Chelsie shuddered and Maggie eyed her questioningly.
As the days had turned into months, she’d slowly stopped having nightmares about her only case as a negotiator. The FBI had found her not to have any fault in the incident. They’d cleared her within a week and expected her to continue as a negotiator. But Chelsie had wanted out. It was her job to change the outcome of cases like that. If she couldn’t do it, she had no business being a negotiator.
Maggie knew about that day—it had been big news at the time. But Chelsie had never discussed it with her, especially not what had happened the night before with Maggie’s older brother. The only one-night stand she’d had in her entire life.

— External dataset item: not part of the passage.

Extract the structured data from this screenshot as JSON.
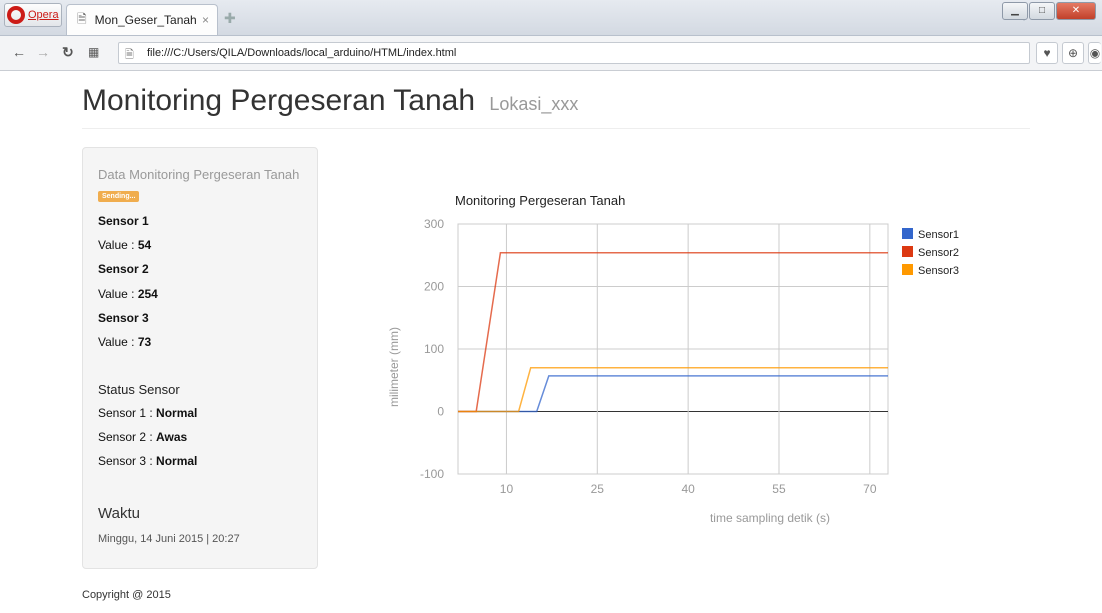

And she certainly wasn’t going to put any of that on Maggie now. Tomorrow was the anniversary of the shooting, but they’d caught the perp the same day. She’d testified against him, and his trial had finally concluded last month.
Clayton Connors was a former soldier, honorably discharged after suffering minor injuries in an IED that had killed the rest of his unit. It had seemed likely that his insanity plea would land him in a mental institution instead of prison, but after a week of deliberating, the jury had found him guilty. Chelsie had watched as he’d been led out of the courthouse in shackles, heading toward a maximum-security prison. He’d never be getting out.